Despite all these shortcomings, the House passed the budget unanimously. House Minority Leader Harry Ott told fellow Democrats that in voting for the budget, “You should hold your heads high.”
What makes the budget so popular is the comparison to recent budgets and, even more, to the spending plan put forward by the governor.
• The House budget adds $153 million to the primary classroom funding program. A formula in state law says that spending for basic classroom costs per student is supposed to keep up with inflation, and that the figure should be $2,790 next year. So it doesn’t seem particularly impressive that the budget spends $2,012 — the amount we were spending in 2000. Until you realize that we’re spending just $1,880 per student this year, which is what we were spending in 1998. Or that Gov. Nikki Haley proposed cutting funding even more, to $1,776, which is less than we spent in 1997.
• State employees would get a 2 percent raise, with some law enforcement officials getting 5 percent raises. That’s less than they wanted (and whodoesn’t
want more?) but more than they’ve had in three years. They won’t see all the raise, because they’ll have to pay more for health insurance (like everybody in the private sector who has health insurance), and they’ll probably pay more toward their pensions (most in the private sector won’t have that problem, because they don’t get pensions). Still, it looks good to Democrats because Gov. Haley had proposed that state employees go a fourth year without any raise.
• The governor said she really wanted to give state employees a raise, but there just wasn’t any money to pay for it — at least not after she proposed spending $140 million to reduce personal income taxes and start a phase-out of corporate income taxes.
I’m not saying that a pay raise was the most important thing the Legislature could spend money on, but it makes more sense than yet another tax cut in a state that has some of the lowest taxes in the nation.
Of course, while the House did have the good sense to ignore the governor’s ill-conceived tax cut, it couldn’t bring itself to resist tax cuts altogether. What it did instead was allocate $77 million to offset most of the taxes that businesses are paying for all those years our state undercharged them for unemployment insurance, building up a $1 billion deficit that we’re having to pay back to the federal government.
I remain unconvinced that this is a great way to spend everybody’s tax dollars either, but it has the advantage over the governor’s proposal of being a one-time offset rather than a permanent tax cut. And it has the advantage over last year’s $146 million offset/bailout of being half as large.
• The budget sets aside $180 million for the state’s share of a $300 million project to deepen Charleston Harbor to accommodate super-sized ships that will become the norm starting in 2014. I’m not crazy about letting money sit in the bank for a decade (the federal government doesn’t expect to complete the project until 2024) when basic state services still are going unmet. But the House is gambling that fronting all the money will show international businesses that the state is serious about getting the harbor deepened, and perhaps even convince the Congress to kick the project into overdrive.

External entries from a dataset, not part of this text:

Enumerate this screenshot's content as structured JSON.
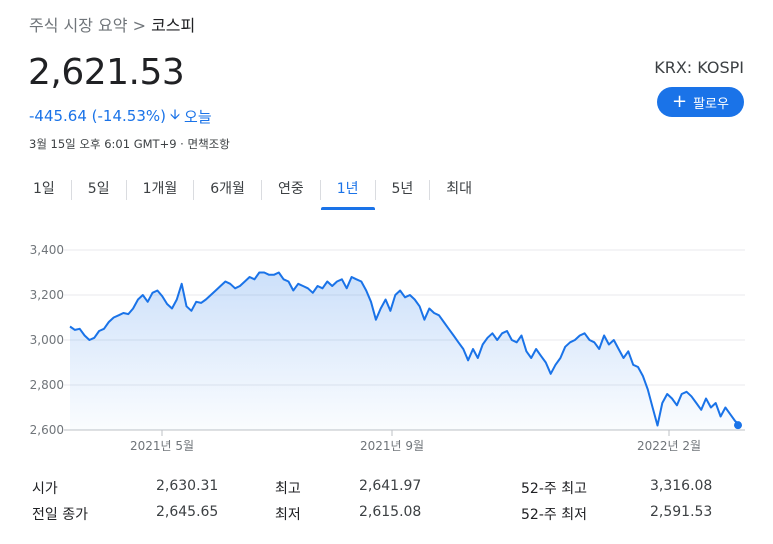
{
  "breadcrumb": {
    "parent": "주식 시장 요약 > ",
    "current": "코스피"
  },
  "quote": {
    "price": "2,621.53",
    "change": "-445.64 (-14.53%)",
    "period_label": "오늘",
    "timestamp": "3월 15일 오후 6:01 GMT+9 · 면책조항",
    "ticker": "KRX: KOSPI"
  },
  "follow_button": {
    "label": "팔로우"
  },
  "tabs": [
    {
      "label": "1일"
    },
    {
      "label": "5일"
    },
    {
      "label": "1개월"
    },
    {
      "label": "6개월"
    },
    {
      "label": "연중"
    },
    {
      "label": "1년",
      "active": true
    },
    {
      "label": "5년"
    },
    {
      "label": "최대"
    }
  ],
  "chart_data": {
    "type": "area",
    "y_ticks": [
      "3,400",
      "3,200",
      "3,000",
      "2,800",
      "2,600"
    ],
    "x_ticks": [
      "2021년 5월",
      "2021년 9월",
      "2022년 2월"
    ],
    "ylim": [
      2600,
      3400
    ],
    "line_color": "#1a73e8",
    "series": [
      {
        "values": [
          3060,
          3045,
          3050,
          3020,
          3000,
          3010,
          3040,
          3050,
          3080,
          3100,
          3110,
          3120,
          3115,
          3140,
          3180,
          3200,
          3170,
          3210,
          3220,
          3195,
          3160,
          3140,
          3180,
          3250,
          3150,
          3130,
          3170,
          3165,
          3180,
          3200,
          3220,
          3240,
          3260,
          3250,
          3230,
          3240,
          3260,
          3280,
          3270,
          3300,
          3300,
          3290,
          3290,
          3300,
          3270,
          3260,
          3220,
          3250,
          3240,
          3230,
          3210,
          3240,
          3230,
          3260,
          3240,
          3260,
          3270,
          3230,
          3280,
          3270,
          3260,
          3220,
          3170,
          3090,
          3140,
          3180,
          3130,
          3200,
          3220,
          3190,
          3200,
          3180,
          3150,
          3090,
          3140,
          3120,
          3110,
          3080,
          3050,
          3020,
          2990,
          2960,
          2910,
          2960,
          2920,
          2980,
          3010,
          3030,
          3000,
          3030,
          3040,
          3000,
          2990,
          3020,
          2950,
          2920,
          2960,
          2930,
          2900,
          2850,
          2890,
          2920,
          2970,
          2990,
          3000,
          3020,
          3030,
          3000,
          2990,
          2960,
          3020,
          2980,
          3000,
          2960,
          2920,
          2950,
          2890,
          2880,
          2840,
          2780,
          2700,
          2620,
          2720,
          2760,
          2740,
          2710,
          2760,
          2770,
          2750,
          2720,
          2690,
          2740,
          2700,
          2720,
          2660,
          2700,
          2670,
          2640,
          2621.53
        ]
      }
    ]
  },
  "stats": [
    {
      "label": "시가",
      "value": "2,630.31",
      "label2": "최고",
      "value2": "2,641.97",
      "label3": "52-주 최고",
      "value3": "3,316.08"
    },
    {
      "label": "전일 종가",
      "value": "2,645.65",
      "label2": "최저",
      "value2": "2,615.08",
      "label3": "52-주 최저",
      "value3": "2,591.53"
    }
  ]
}
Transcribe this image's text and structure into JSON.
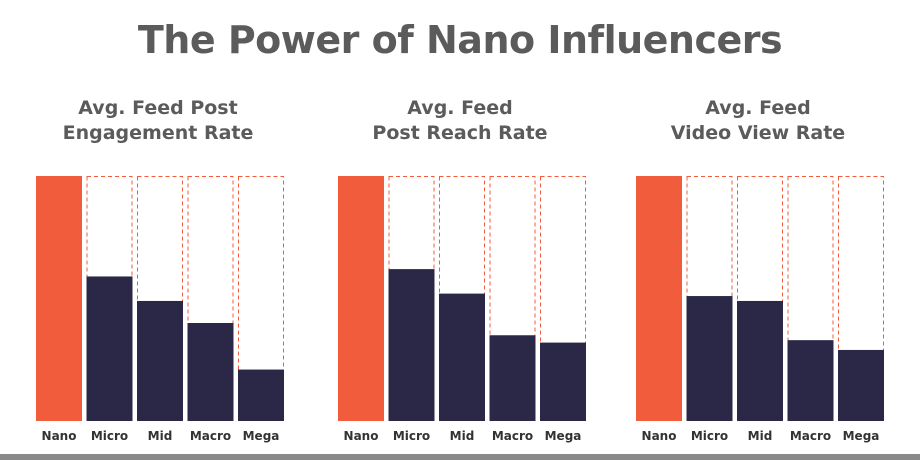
{
  "title": "The Power of Nano Influencers",
  "colors": {
    "nano": "#f15d3c",
    "other": "#2b2847",
    "outline": "#f15d3c",
    "text": "#5b5b5b",
    "label": "#333333"
  },
  "chart_data": [
    {
      "type": "bar",
      "title_lines": [
        "Avg. Feed Post",
        "Engagement Rate"
      ],
      "categories": [
        "Nano",
        "Micro",
        "Mid",
        "Macro",
        "Mega"
      ],
      "values": [
        100,
        59,
        49,
        40,
        21
      ],
      "ylim": [
        0,
        100
      ]
    },
    {
      "type": "bar",
      "title_lines": [
        "Avg. Feed",
        "Post Reach Rate"
      ],
      "categories": [
        "Nano",
        "Micro",
        "Mid",
        "Macro",
        "Mega"
      ],
      "values": [
        100,
        62,
        52,
        35,
        32
      ],
      "ylim": [
        0,
        100
      ]
    },
    {
      "type": "bar",
      "title_lines": [
        "Avg. Feed",
        "Video View Rate"
      ],
      "categories": [
        "Nano",
        "Micro",
        "Mid",
        "Macro",
        "Mega"
      ],
      "values": [
        100,
        51,
        49,
        33,
        29
      ],
      "ylim": [
        0,
        100
      ]
    }
  ]
}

Part of the reason that money was available was that the House rejected the governor’s plan to set aside $75 million to encourage counties to take over the maintenance of some state roads. The governor is absolutely right that the state needs to rid itself of its excess roads — we have more state-owned roads than any other state — but frankly, county officials would be crazy to accept this deal, because the payments wouldn’t begin to match the money they’d have to spend to maintain the roads. And they can’t afford to take on any more duties since the Legislature won’t give them the money state law already requires to carry out state duties, and won’t let them raise taxes to pay for significant new duties they take on.
Most state legislators probably would decry moral relativism and its corrosive effect on our culture, and rightly so. But they’ve gotta love budgetary relativism, and a governor who makes their spending plan look so terribly responsible.